Around two-thirds of Texas children rely on free or reduced-price lunch during the school year, Feeding Texas CEO Celia Cole said.

“When school shuts down, a lot of those kids lose access to the nutrition they need during the summer months,” Cole said. “And so typically, we see child hunger go up, and our food banks see that in their lines; they see an increase in families needing help feeding their kids—summer hunger is a real problem.”

In response, local governments, school districts and nonprofits across the state have partnered with the Texas Department of Agriculture to offer free meals and snacks to children age 18 and younger and students with disabilities up to 21 years old.

What you need to know

To find organizations participating in the Summer Meals Program, families can:
  • Visit for an interactive site map
  • Text “FOOD” or “COMIDA” to 304-304
  • Call 211 to speak to an operator in English or Spanish
Officials recommend calling sites in advance to confirm their operating hours and how meals will be served.

Families do not have to apply, register or provide identification to receive food from the program. Meal sites are located in low-income areas, such as communities where over 50% of children are eligible for free or reduced-price lunch, TDA officials said in a news release.

Some sites in rural areas offer multi-day meal bundles for families who cannot go daily.

“[The program] ensures that children have access to nutritious meals, helping them stay active and healthy throughout the summer break, and return to school ready to thrive,” Texas Agriculture Commissioner Sid Miller said in the release.

A closer look

Just about 10% of students who receive free or reduced-price lunch also participate in the Summer Meals Program, Cole said.

“The main reason for that low participation is just the challenge of kids getting to those sites in the summer months,” she told Community Impact in February.

Cole said she encourages families to visit their local food banks and, if eligible, apply for benefits through the Supplemental Nutrition Assistance Program, or SNAP. Low-income adults may qualify for SNAP if they are working or looking for a job; are pregnant; have a disability; or are at least 60 years old.

Texans can search for food banks by ZIP code here.

Also of note

This summer, the United States Department of Agriculture launched the Summer Electronic Benefit Transfer Program, or Summer EBT, which gives eligible families up to $120 per child to supplement the cost of food during summer break. Texas is one of 15 states that did not opt in to the program.

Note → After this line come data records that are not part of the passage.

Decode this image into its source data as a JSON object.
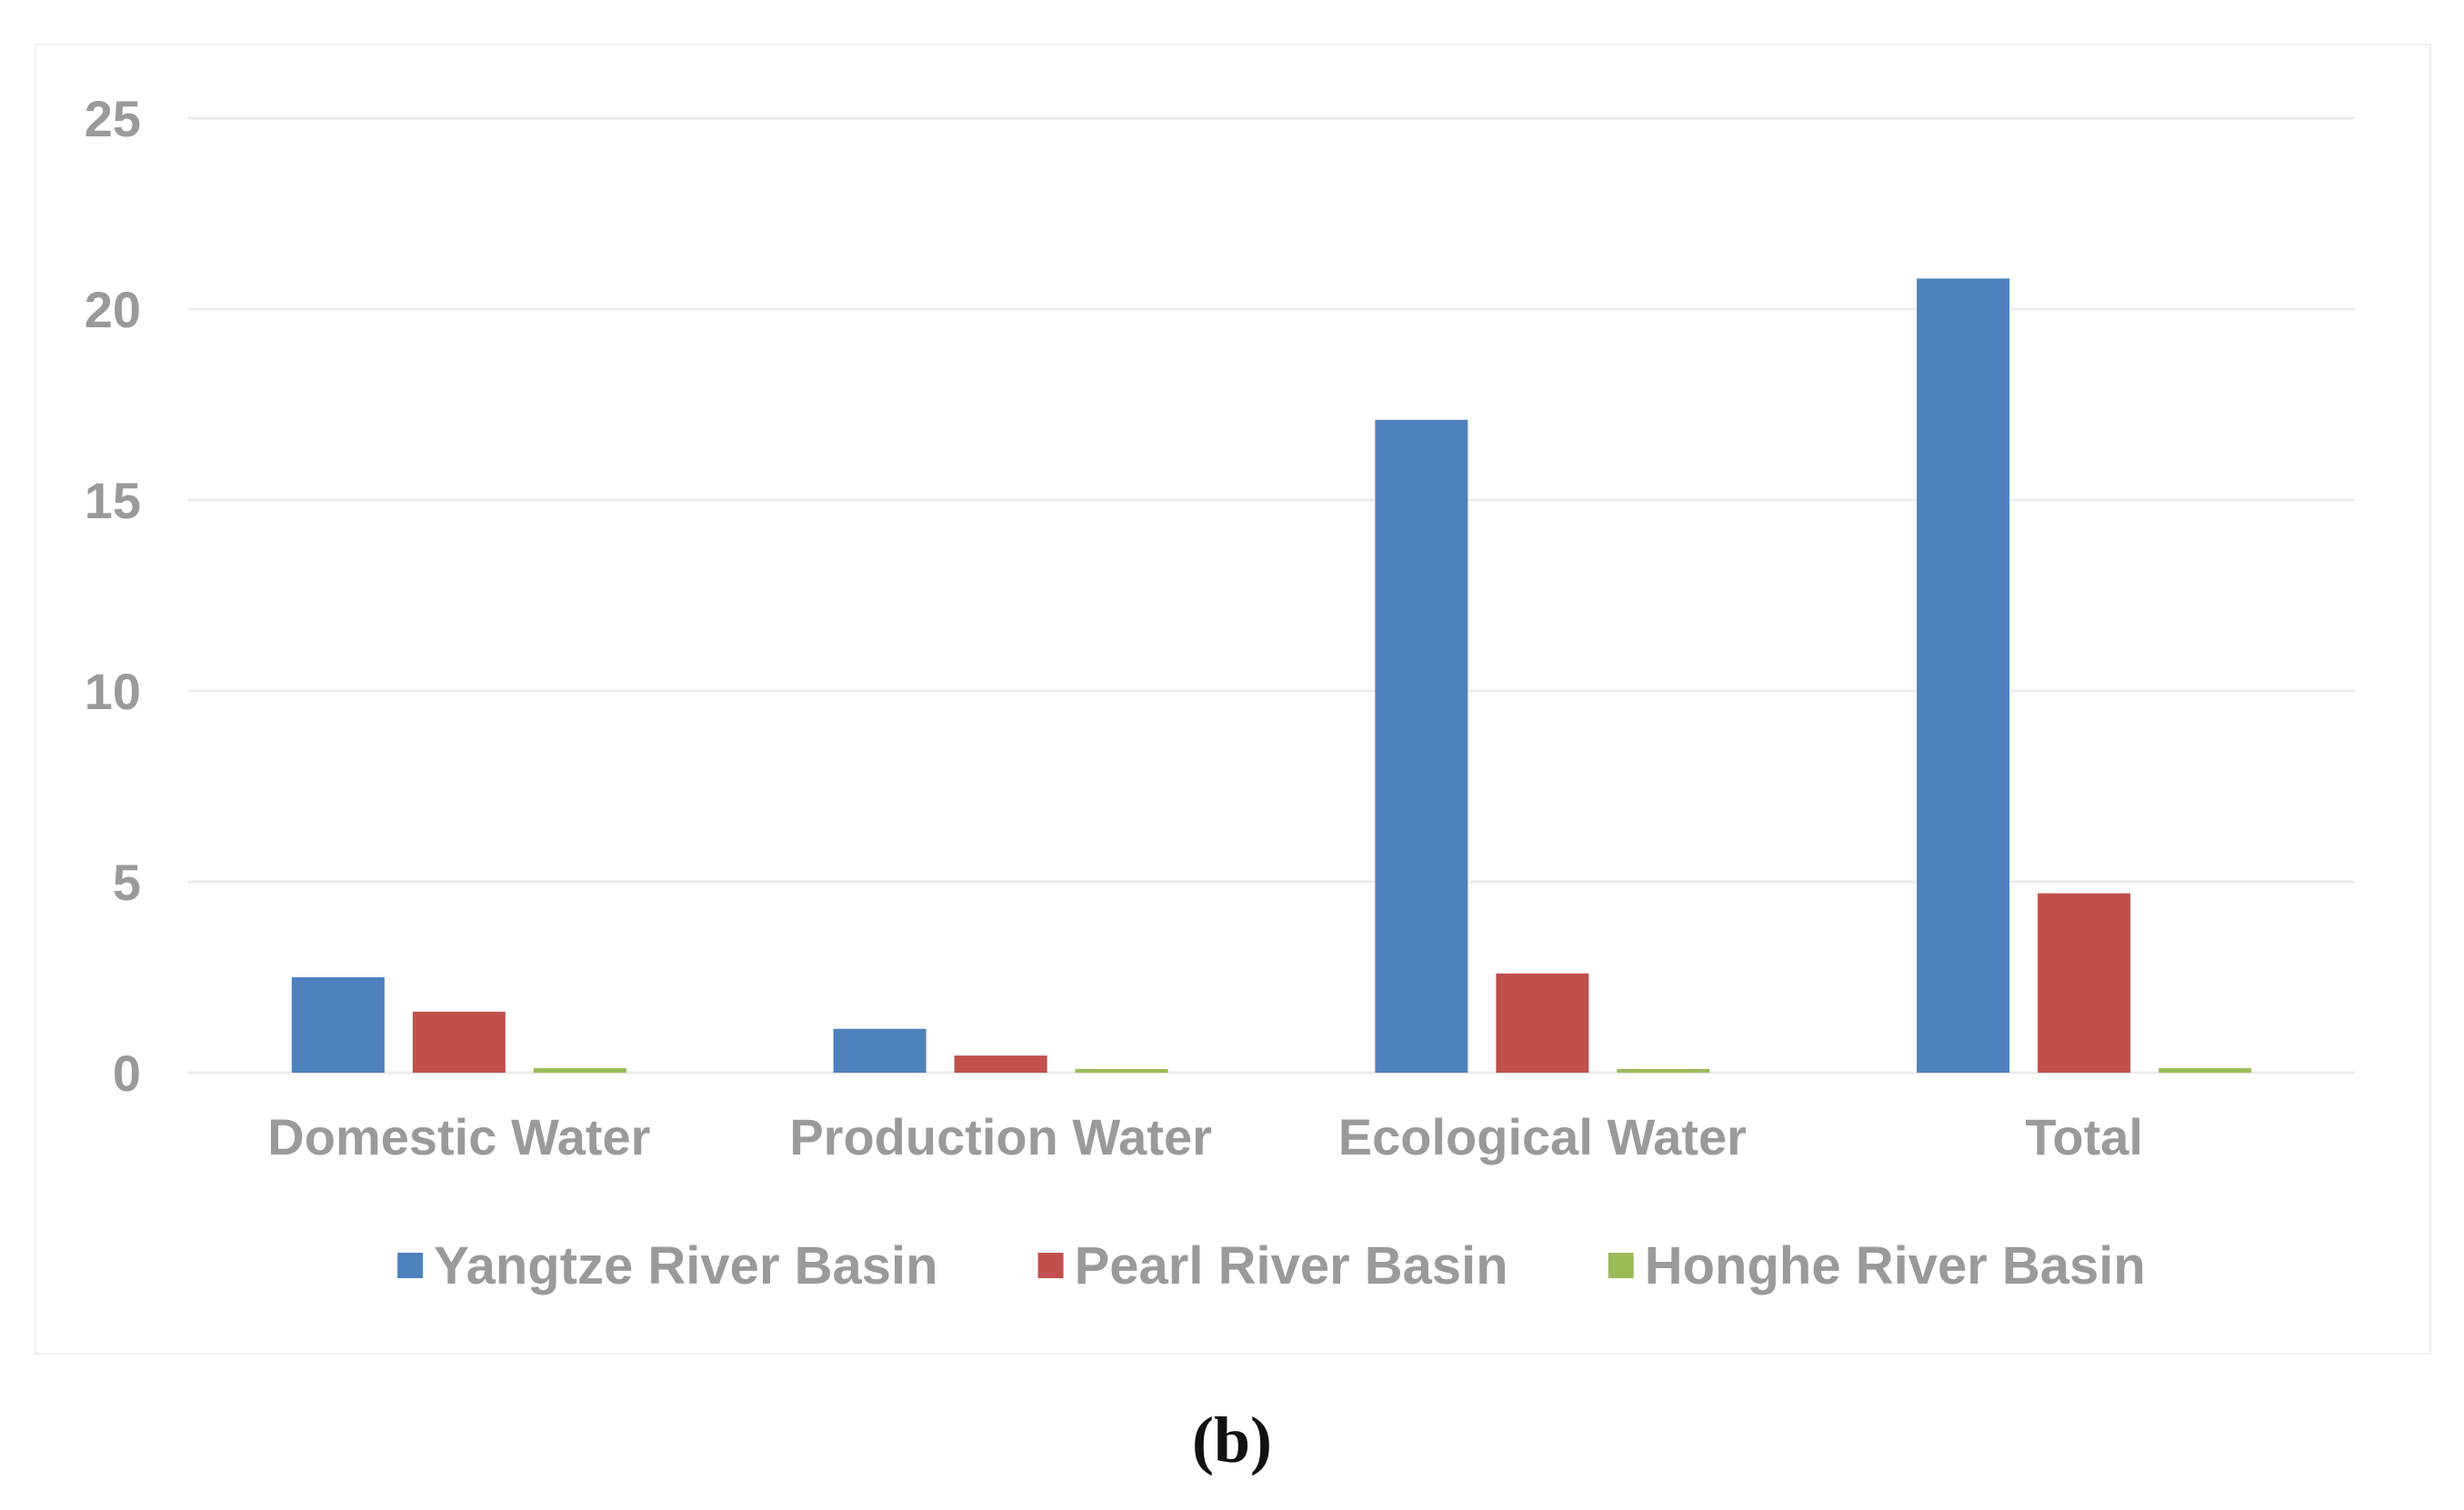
{
  "caption": "(b)",
  "chart_data": {
    "type": "bar",
    "title": "",
    "xlabel": "",
    "ylabel": "",
    "ylim": [
      0,
      25
    ],
    "yticks": [
      0,
      5,
      10,
      15,
      20,
      25
    ],
    "grid": true,
    "legend_position": "bottom",
    "categories": [
      "Domestic Water",
      "Production Water",
      "Ecological Water",
      "Total"
    ],
    "series": [
      {
        "name": "Yangtze River Basin",
        "color": "#4f81bd",
        "values": [
          2.5,
          1.15,
          17.1,
          20.8
        ]
      },
      {
        "name": "Pearl River Basin",
        "color": "#c0504d",
        "values": [
          1.6,
          0.45,
          2.6,
          4.7
        ]
      },
      {
        "name": "Honghe River Basin",
        "color": "#9bbb59",
        "values": [
          0.12,
          0.1,
          0.1,
          0.12
        ]
      }
    ]
  }
}
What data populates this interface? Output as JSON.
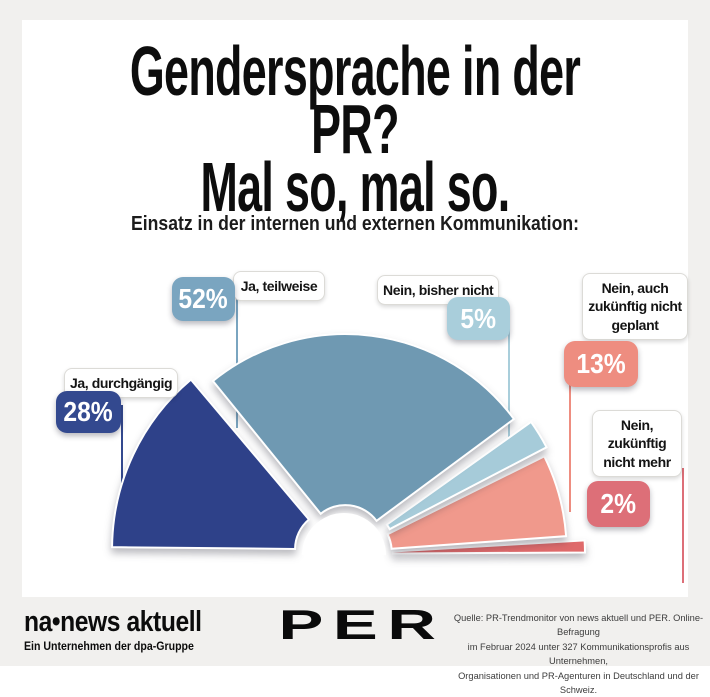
{
  "title": {
    "line1": "Gendersprache in der PR?",
    "line2": "Mal so, mal so."
  },
  "subtitle": "Einsatz in der internen und externen Kommunikation:",
  "colors": {
    "background": "#f1f0ee",
    "card": "#ffffff",
    "title_text": "#0d0d0d",
    "source_text": "#3d3d3d"
  },
  "chart_data": {
    "type": "pie",
    "layout": "semicircle-gauge-exploded",
    "title": "Gendersprache in der PR? Mal so, mal so.",
    "subtitle": "Einsatz in der internen und externen Kommunikation:",
    "unit": "%",
    "total": 100,
    "categories": [
      "Ja, durchgängig",
      "Ja, teilweise",
      "Nein, bisher nicht",
      "Nein, auch zukünftig nicht geplant",
      "Nein, zukünftig nicht mehr"
    ],
    "values": [
      28,
      52,
      5,
      13,
      2
    ],
    "segments": [
      {
        "label": "Ja, durchgängig",
        "value": 28,
        "pct": "28%",
        "color": "#2e4189",
        "badge_color": "#33498f"
      },
      {
        "label": "Ja, teilweise",
        "value": 52,
        "pct": "52%",
        "color": "#6f99b2",
        "badge_color": "#7aa5c0"
      },
      {
        "label": "Nein, bisher nicht",
        "value": 5,
        "pct": "5%",
        "color": "#a6cbd9",
        "badge_color": "#a9cedb"
      },
      {
        "label": "Nein, auch zukünftig nicht geplant",
        "value": 13,
        "pct": "13%",
        "color": "#f0998c",
        "badge_color": "#ee8d80"
      },
      {
        "label": "Nein, zukünftig nicht mehr",
        "value": 2,
        "pct": "2%",
        "color": "#df6a6b",
        "badge_color": "#dd6f78"
      }
    ]
  },
  "footer": {
    "brand": "na•news aktuell",
    "brand_tagline": "Ein Unternehmen der dpa-Gruppe",
    "partner_logo": "PER",
    "source_line1": "Quelle: PR-Trendmonitor von news aktuell und PER. Online-Befragung",
    "source_line2": "im Februar 2024 unter 327 Kommunikationsprofis aus Unternehmen,",
    "source_line3": "Organisationen und PR-Agenturen in Deutschland und der Schweiz."
  }
}
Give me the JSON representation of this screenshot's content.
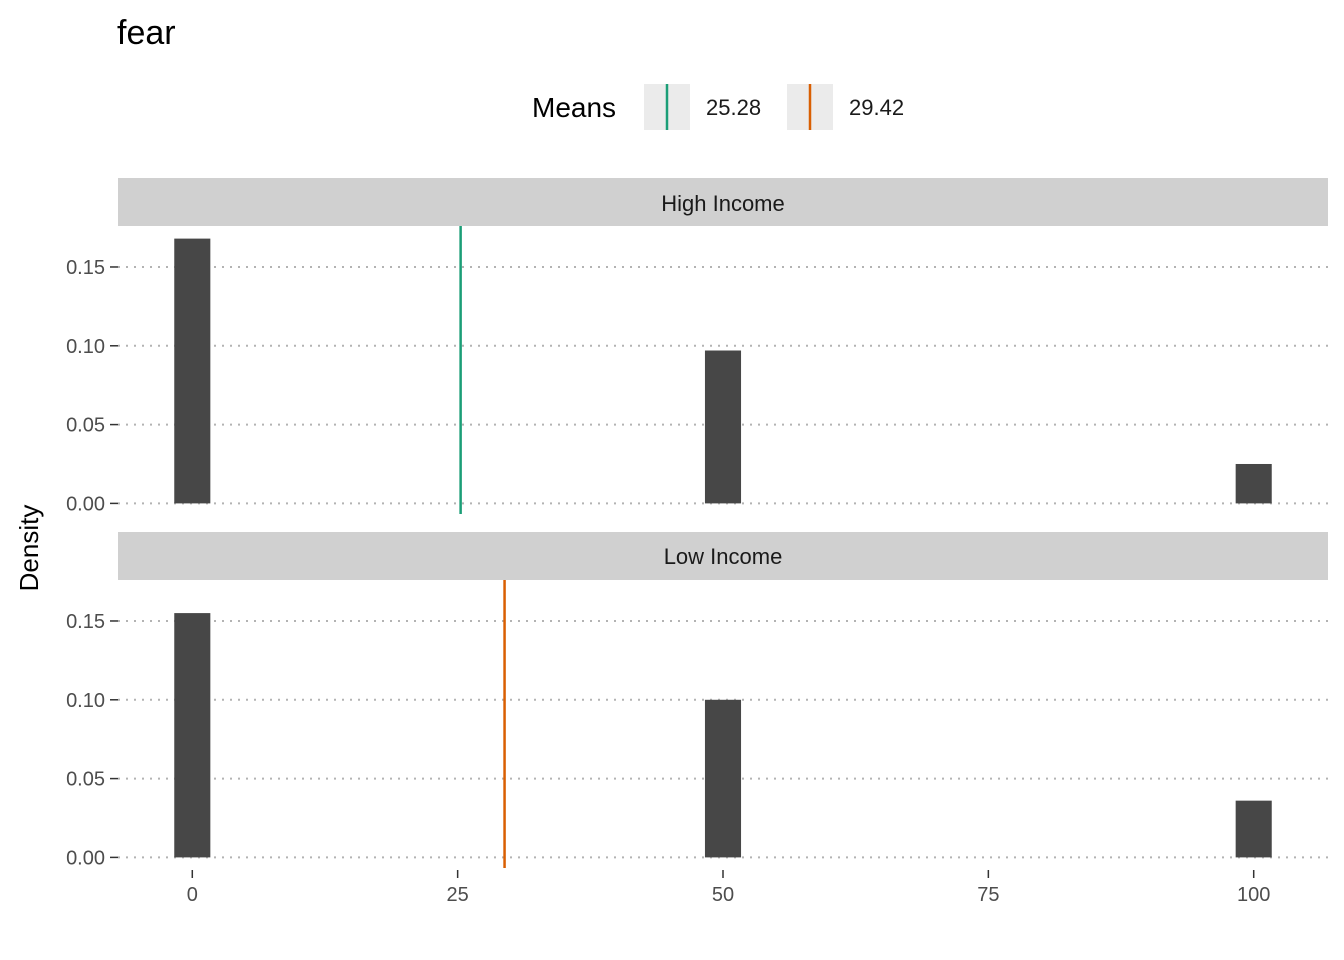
{
  "chart_data": {
    "type": "bar",
    "title": "fear",
    "xlabel": "",
    "ylabel": "Density",
    "xlim": [
      -7,
      107
    ],
    "ylim": [
      -0.008,
      0.176
    ],
    "x_ticks": [
      0,
      25,
      50,
      75,
      100
    ],
    "y_ticks": [
      0.0,
      0.05,
      0.1,
      0.15
    ],
    "y_tick_labels": [
      "0.00",
      "0.05",
      "0.10",
      "0.15"
    ],
    "bar_width": 3.4,
    "grid": "dotted horizontal",
    "legend": {
      "title": "Means",
      "placement": "top",
      "entries": [
        {
          "label": "25.28",
          "color": "#1b9e77"
        },
        {
          "label": "29.42",
          "color": "#d95f02"
        }
      ]
    },
    "panels": [
      {
        "name": "High Income",
        "x": [
          0,
          50,
          100
        ],
        "values": [
          0.168,
          0.097,
          0.025
        ],
        "mean": 25.28,
        "mean_color": "#1b9e77"
      },
      {
        "name": "Low Income",
        "x": [
          0,
          50,
          100
        ],
        "values": [
          0.155,
          0.1,
          0.036
        ],
        "mean": 29.42,
        "mean_color": "#d95f02"
      }
    ],
    "bar_color": "#474747",
    "strip_color": "#d0d0d0"
  }
}
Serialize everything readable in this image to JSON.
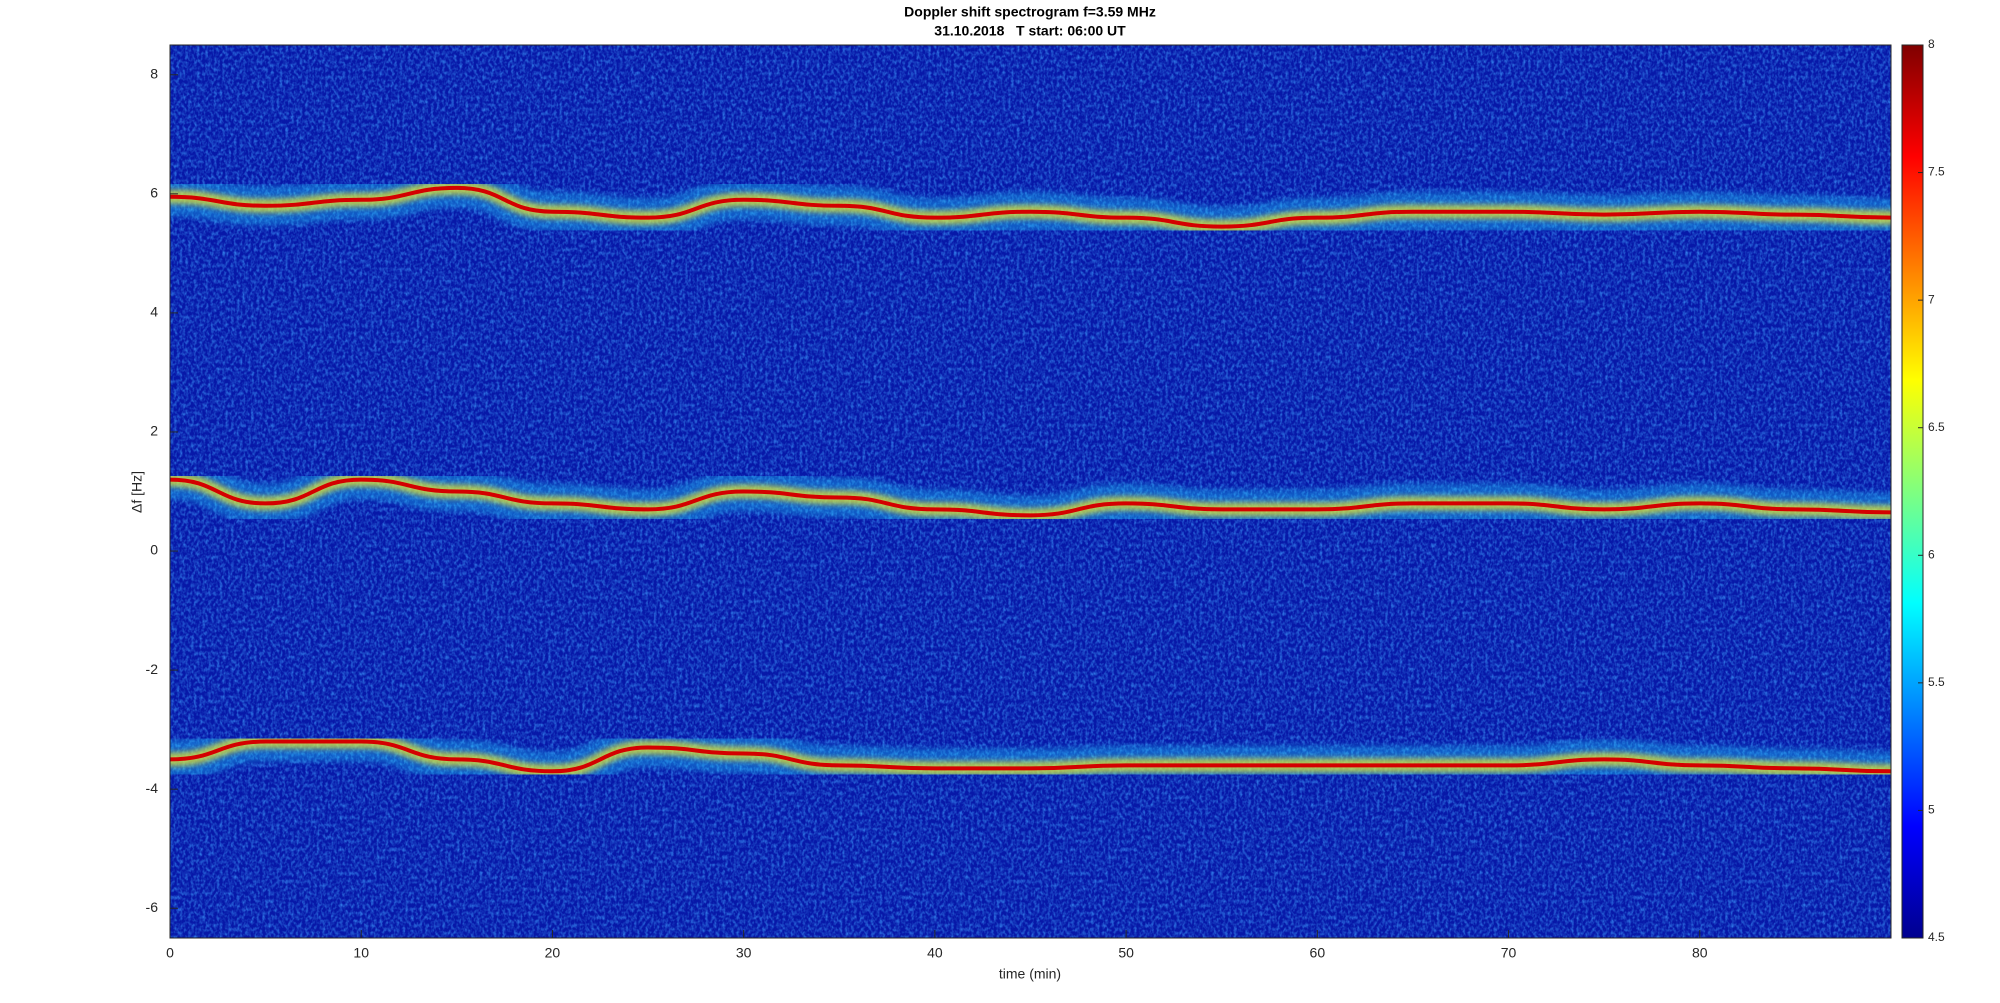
{
  "chart_data": {
    "type": "spectrogram",
    "title": "Doppler shift spectrogram f=3.59 MHz",
    "subtitle": "31.10.2018   T start: 06:00 UT",
    "x_label": "time (min)",
    "y_label": "Δf [Hz]",
    "x": [
      0,
      5,
      10,
      15,
      20,
      25,
      30,
      35,
      40,
      45,
      50,
      55,
      60,
      65,
      70,
      75,
      80,
      85,
      90
    ],
    "series": [
      {
        "color": "#d40000",
        "values": [
          5.95,
          5.8,
          5.9,
          6.1,
          5.7,
          5.6,
          5.9,
          5.8,
          5.6,
          5.7,
          5.6,
          5.45,
          5.6,
          5.7,
          5.7,
          5.65,
          5.7,
          5.65,
          5.6
        ]
      },
      {
        "color": "#d40000",
        "values": [
          1.2,
          0.8,
          1.2,
          1.0,
          0.8,
          0.7,
          1.0,
          0.9,
          0.7,
          0.6,
          0.8,
          0.7,
          0.7,
          0.8,
          0.8,
          0.7,
          0.8,
          0.7,
          0.65
        ]
      },
      {
        "color": "#d40000",
        "values": [
          -3.5,
          -3.2,
          -3.2,
          -3.5,
          -3.7,
          -3.3,
          -3.4,
          -3.6,
          -3.65,
          -3.65,
          -3.6,
          -3.6,
          -3.6,
          -3.6,
          -3.6,
          -3.5,
          -3.6,
          -3.65,
          -3.7
        ]
      }
    ],
    "xlim": [
      0,
      90
    ],
    "xticks": [
      0,
      10,
      20,
      30,
      40,
      50,
      60,
      70,
      80
    ],
    "ylim": [
      -6.5,
      8.5
    ],
    "yticks": [
      -6,
      -4,
      -2,
      0,
      2,
      4,
      6,
      8
    ],
    "colormap": "jet",
    "clim": [
      4.5,
      8
    ],
    "cticks": [
      4.5,
      5,
      5.5,
      6,
      6.5,
      7,
      7.5,
      8
    ]
  }
}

“For families that don't have a site near them, or face transportation issues or whatever barriers there are to participating in the traditional Summer [Meals] Program, Summer EBT offered a really good alternative option. So we are hopeful that the state will get that program up and running next summer,” Cole said.

Feeding Texas estimated Summer EBT would serve about 3.7 million children and provide families with $430 million in additional food benefits, Community Impact previously reported.

Over 22% of Texas children experience food insecurity, meaning they do not have consistent access to food, Feeding America found.